I have come across an oddity in the solution to a problem and I am unsure with how to proceed.
For an $n\times n$ (symmetric and real-valued, usually poorly conditioned and low-rank) matrix $A$, and an $n\times m$ matrix $B$ (with $m \leq n$), and a scalar $c \neq 0$, the solution comes where:$$AB = cB$$ If $B$ were a vector, this would be a straightforward eigenvalue problem. However, $B$ is in this case a tall skinny matrix.
My intuition says that each column of $B$ must be an eigenvector of $M$ associated with the eigenvalue $c$. But as far as I can tell the only repeated eigenvalue of $M$ is $0$. Is there a solution to this problem?

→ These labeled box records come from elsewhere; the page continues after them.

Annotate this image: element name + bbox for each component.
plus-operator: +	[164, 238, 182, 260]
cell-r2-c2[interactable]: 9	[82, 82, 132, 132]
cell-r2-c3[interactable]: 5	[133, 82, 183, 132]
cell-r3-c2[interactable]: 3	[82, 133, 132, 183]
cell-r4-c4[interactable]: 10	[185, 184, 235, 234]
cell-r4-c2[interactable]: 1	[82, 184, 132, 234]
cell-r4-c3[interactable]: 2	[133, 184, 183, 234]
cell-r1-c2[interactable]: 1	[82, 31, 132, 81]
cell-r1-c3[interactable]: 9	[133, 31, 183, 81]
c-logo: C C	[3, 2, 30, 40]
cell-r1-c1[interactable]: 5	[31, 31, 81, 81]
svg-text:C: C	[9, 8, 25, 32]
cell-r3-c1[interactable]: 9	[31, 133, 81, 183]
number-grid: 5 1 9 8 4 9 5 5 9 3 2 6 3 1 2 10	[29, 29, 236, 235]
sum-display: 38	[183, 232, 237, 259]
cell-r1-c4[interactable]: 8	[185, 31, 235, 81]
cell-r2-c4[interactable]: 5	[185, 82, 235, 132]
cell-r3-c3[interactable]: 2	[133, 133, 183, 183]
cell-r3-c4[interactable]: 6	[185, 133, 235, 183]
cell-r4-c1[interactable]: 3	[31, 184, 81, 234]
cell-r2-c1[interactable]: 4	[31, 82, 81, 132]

It is indeed the case that $AB = cB$ means that every column of $B$ is an eigenvector of $A$ associated with eigenvalue $c$. Indeed, if $B_1,\dots,B_n$ denote the columns of $B$, then we have $$ AB = cB \implies A[B_1 \ \ \cdots \ \ B_n] = c[B_1 \ \ \cdots \ \ B_n] \implies \\ [AB_1 \ \ \cdots \ \ AB_n] = [cB_1 \ \ \cdots \ \ cB_n]. $$ The column span of $B$ must be a subspace of the eigenspace associated with $c$, so the rank of $B$ is at most equal to the multiplicity of the eigenvalue $c$.